Reply To: Dr Mark Vernon's talk, A Revolution in Attention

  • Lucy Fleetwood

    Member
    May 22, 2023 at 11:51 am

    Hi Don,

    Thank you for your reply. Another concept of Tibetan Buddhism is the idea of relative and ultimate reality. The view is that at the relative level, we exist, and experience ourselves as separate beings that truly exist, but at the ultimate level (true nature of reality), we don’t, anymore than the person we were last night in our dreams actually exists. The reason it is so hard to articulate this, is because it is beyond elaboration, as soon as we use language, we can only point in a direction.

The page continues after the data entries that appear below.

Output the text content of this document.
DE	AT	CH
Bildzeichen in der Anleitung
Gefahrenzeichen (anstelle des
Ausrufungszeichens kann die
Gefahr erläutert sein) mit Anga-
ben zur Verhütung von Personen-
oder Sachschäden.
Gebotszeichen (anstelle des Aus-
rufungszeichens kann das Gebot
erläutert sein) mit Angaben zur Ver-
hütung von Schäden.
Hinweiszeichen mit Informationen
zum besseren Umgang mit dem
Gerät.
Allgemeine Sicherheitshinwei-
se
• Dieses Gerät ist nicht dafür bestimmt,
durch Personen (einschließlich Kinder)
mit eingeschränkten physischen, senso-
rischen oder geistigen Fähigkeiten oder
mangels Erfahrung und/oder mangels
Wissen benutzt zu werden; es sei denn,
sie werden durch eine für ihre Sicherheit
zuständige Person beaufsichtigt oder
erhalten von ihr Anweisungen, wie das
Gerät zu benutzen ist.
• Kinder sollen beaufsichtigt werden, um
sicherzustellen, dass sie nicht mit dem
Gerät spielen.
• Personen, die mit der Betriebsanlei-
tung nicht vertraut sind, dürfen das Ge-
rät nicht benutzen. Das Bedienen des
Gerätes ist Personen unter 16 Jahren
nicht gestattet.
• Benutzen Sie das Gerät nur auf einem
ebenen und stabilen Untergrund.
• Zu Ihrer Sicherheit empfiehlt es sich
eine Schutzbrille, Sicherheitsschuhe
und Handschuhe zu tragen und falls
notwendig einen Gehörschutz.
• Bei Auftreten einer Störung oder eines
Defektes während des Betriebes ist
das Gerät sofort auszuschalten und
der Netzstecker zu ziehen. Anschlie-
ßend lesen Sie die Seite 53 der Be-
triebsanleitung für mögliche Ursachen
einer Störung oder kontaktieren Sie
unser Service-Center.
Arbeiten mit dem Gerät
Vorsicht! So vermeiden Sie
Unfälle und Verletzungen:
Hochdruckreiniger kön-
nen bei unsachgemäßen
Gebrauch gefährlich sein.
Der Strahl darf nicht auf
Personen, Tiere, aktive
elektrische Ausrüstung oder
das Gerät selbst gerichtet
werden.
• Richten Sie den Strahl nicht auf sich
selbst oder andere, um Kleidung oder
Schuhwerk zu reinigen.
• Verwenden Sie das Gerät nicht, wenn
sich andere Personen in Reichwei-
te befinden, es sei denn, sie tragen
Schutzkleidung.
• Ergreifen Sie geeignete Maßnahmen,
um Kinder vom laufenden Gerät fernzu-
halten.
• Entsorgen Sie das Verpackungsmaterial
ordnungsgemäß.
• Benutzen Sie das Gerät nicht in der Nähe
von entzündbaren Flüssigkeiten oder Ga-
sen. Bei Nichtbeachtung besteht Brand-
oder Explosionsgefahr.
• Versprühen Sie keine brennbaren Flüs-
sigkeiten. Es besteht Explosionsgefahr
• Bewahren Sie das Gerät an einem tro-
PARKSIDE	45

And we do all our thinking through our sense of being a person. Suffering for Buddhism is this mistaken identification with a self. The ego is a process that we assign a self to. We do a similar thing with ideas of ‘soul’. It’s fascinating. In Buddhism there are the two vehicles (pathways), hinyana and mahayana. They each have skillful ways to create the conditions withing the mind that will allow for enlightenment, except the hinyana retains a subtle sense of self, that prevents enlightenment. The mahayana vehicle which focuses on traveling the path for the benefit of all beings, aims to cut through this. Someone on the mahayana path will also practice the hinyana pathway that creates right moral conduct and addresses the disturbed emotions, which then gives space to practice the mahayana practices. And these practices teach how suffering is due to this mistake sense of self. And so, from this perspective, if we cling to the idea of a soul, that ‘I’ exist beyond dependent origination, then we stay stuck in samsara living our the karma within the mindstream. I am probably not explaining this very well. I wonder about the LH and RH, does the sense of ‘self’ belong to the LH and no sense of self with the RH, or have I got that wrong?